There’s a particular scene which emphasises this. Late in the film, Ruby’s family sits in support of her in a public function in a crowded auditorium. The camera circles the audience, and meets the family with a focus on Matlin’s face watching on in adoration. In a moment that jolts, our perspective shifts from hearing what’s being said to piercing the perspective of Jackie as we are thrust into the soundscape of her experience. It’s more impactful as an experience, than it is as something explained. And it speaks to the fragility of the film, but also of family dynamics that feel paradoxically both tender and fortified.

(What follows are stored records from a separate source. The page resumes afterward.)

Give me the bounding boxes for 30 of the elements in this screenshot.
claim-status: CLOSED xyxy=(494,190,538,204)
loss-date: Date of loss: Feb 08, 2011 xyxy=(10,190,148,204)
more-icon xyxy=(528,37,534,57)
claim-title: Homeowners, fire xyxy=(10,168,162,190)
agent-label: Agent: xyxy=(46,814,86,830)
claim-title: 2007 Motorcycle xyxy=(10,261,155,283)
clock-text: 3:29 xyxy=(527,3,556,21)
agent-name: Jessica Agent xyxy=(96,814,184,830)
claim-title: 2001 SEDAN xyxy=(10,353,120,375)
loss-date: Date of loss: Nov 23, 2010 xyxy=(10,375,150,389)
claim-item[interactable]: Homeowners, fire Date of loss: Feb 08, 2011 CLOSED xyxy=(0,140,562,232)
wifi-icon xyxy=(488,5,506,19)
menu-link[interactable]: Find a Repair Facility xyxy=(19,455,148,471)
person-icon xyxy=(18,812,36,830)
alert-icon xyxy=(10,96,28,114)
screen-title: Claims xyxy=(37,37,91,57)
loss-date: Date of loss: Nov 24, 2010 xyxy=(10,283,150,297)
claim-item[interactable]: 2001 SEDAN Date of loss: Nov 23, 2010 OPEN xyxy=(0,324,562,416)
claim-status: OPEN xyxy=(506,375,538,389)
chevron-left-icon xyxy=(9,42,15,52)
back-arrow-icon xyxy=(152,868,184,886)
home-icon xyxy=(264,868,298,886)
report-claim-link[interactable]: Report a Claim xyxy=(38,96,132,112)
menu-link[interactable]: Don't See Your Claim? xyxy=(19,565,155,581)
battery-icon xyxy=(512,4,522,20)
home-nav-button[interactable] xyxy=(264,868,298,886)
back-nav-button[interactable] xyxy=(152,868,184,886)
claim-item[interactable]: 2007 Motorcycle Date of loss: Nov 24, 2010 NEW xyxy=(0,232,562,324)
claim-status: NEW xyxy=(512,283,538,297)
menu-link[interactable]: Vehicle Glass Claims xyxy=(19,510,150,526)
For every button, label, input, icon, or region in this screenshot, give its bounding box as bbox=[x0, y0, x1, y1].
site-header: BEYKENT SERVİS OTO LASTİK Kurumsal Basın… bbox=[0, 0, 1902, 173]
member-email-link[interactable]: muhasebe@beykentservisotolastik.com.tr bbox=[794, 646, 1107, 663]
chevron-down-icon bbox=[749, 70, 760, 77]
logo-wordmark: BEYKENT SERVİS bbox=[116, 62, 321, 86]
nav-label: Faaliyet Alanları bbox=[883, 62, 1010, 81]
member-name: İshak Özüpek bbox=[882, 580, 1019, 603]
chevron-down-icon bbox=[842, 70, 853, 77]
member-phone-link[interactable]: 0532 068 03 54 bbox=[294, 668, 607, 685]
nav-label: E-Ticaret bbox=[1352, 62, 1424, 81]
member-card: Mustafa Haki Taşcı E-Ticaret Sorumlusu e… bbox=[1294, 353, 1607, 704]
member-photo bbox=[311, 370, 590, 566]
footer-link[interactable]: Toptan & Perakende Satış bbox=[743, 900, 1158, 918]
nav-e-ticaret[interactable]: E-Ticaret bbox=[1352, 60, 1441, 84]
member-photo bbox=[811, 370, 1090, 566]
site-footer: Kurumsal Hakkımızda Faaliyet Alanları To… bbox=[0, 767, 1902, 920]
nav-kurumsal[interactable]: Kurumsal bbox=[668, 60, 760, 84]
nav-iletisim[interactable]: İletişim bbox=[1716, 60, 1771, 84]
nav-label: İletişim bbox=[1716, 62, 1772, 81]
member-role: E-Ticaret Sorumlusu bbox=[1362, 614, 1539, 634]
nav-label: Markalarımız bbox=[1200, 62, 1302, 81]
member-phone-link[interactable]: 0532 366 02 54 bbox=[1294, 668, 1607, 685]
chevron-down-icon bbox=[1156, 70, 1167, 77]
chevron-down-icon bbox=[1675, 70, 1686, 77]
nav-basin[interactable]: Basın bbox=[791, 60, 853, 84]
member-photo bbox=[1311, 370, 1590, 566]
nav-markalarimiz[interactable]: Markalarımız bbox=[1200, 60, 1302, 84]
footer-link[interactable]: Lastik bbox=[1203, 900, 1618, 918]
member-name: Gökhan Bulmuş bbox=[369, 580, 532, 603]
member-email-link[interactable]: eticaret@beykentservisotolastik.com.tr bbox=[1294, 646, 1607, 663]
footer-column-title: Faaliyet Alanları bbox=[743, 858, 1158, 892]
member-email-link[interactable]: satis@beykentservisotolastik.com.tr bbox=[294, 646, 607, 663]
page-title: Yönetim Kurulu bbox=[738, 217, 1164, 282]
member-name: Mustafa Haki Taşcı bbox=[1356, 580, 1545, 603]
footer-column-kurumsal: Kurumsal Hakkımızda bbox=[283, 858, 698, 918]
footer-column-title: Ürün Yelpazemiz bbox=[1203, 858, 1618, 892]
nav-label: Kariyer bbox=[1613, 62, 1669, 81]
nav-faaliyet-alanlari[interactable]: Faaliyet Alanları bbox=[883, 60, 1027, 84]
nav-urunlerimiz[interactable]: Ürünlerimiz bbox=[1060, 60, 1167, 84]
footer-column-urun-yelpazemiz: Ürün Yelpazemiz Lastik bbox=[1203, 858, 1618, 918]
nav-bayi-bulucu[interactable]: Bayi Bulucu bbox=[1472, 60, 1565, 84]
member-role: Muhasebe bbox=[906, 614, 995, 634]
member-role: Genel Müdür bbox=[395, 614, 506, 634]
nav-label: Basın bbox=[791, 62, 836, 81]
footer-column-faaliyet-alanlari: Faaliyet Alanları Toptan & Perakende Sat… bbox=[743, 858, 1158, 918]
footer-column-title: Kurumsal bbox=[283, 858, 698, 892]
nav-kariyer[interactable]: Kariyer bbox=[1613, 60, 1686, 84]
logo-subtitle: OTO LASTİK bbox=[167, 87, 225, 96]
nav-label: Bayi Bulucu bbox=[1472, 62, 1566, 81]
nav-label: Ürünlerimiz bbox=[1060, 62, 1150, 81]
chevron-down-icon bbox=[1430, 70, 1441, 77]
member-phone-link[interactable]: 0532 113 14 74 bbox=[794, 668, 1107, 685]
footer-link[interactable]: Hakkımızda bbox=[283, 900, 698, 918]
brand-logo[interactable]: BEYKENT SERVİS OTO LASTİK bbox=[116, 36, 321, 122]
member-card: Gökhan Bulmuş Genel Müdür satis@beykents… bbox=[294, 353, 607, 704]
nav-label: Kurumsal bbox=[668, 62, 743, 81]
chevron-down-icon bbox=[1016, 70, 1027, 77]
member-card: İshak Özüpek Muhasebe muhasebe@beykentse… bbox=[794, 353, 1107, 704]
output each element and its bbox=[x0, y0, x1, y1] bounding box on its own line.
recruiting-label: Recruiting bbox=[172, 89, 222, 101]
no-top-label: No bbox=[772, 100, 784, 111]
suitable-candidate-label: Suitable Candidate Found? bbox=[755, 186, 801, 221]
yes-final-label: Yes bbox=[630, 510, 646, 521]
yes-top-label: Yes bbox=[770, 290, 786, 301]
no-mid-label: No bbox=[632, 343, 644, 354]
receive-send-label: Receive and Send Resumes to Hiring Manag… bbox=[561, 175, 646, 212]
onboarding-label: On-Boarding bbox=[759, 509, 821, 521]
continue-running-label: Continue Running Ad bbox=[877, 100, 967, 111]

That “CODA” wraps this perceptive experience of Deaf culture through the coming-of-age of its one hearing family member that feels reminiscent of many high-school stories isn’t a demerit. In fact, in the expected moment where Ruby must sing her heart out at the film’s end – the song choice, for all its obviousness, feels thoughtful because that familiarity cannot negate the film’s earnestness. Its sweetness is not saccharine, and its earnestness is not forced.

 For all its heart-warming overtures, and for all the ways that “CODA” is bound to be hailed as ‘the film we need right now’ amidst a message of hope, it exists beyond those pleasantries. What really works about this film are the rougher edges, the moments of ambivalence on the margins (and even at the centre) and its firm awareness of uncertainty. A confrontation between Deaf brother and hearing sister pierces because of the way it refuses to offer a solution to its crisis. A final moment between parent and child feels hopeful but also unresolved. Yes, this is a very familiar riff on a familiar genre. The struggle between familiarity and the unknown is central to the crisis of “CODA” and as Ruby wrestles between her concerns about being abnormal and the normalcy that marks her own family any family is bound to find moments it can recognise. “CODA”, when it is at its best, mines the tension in that uncertainty and so even its warmest moments are not about unblinkered joy, but about the real and recurring tension of navigating a world that requires consistent compromises. It’s a hopeful, but messy, ode to the dynamics of family.

CODA began streaming on AppleTV+ on August 13.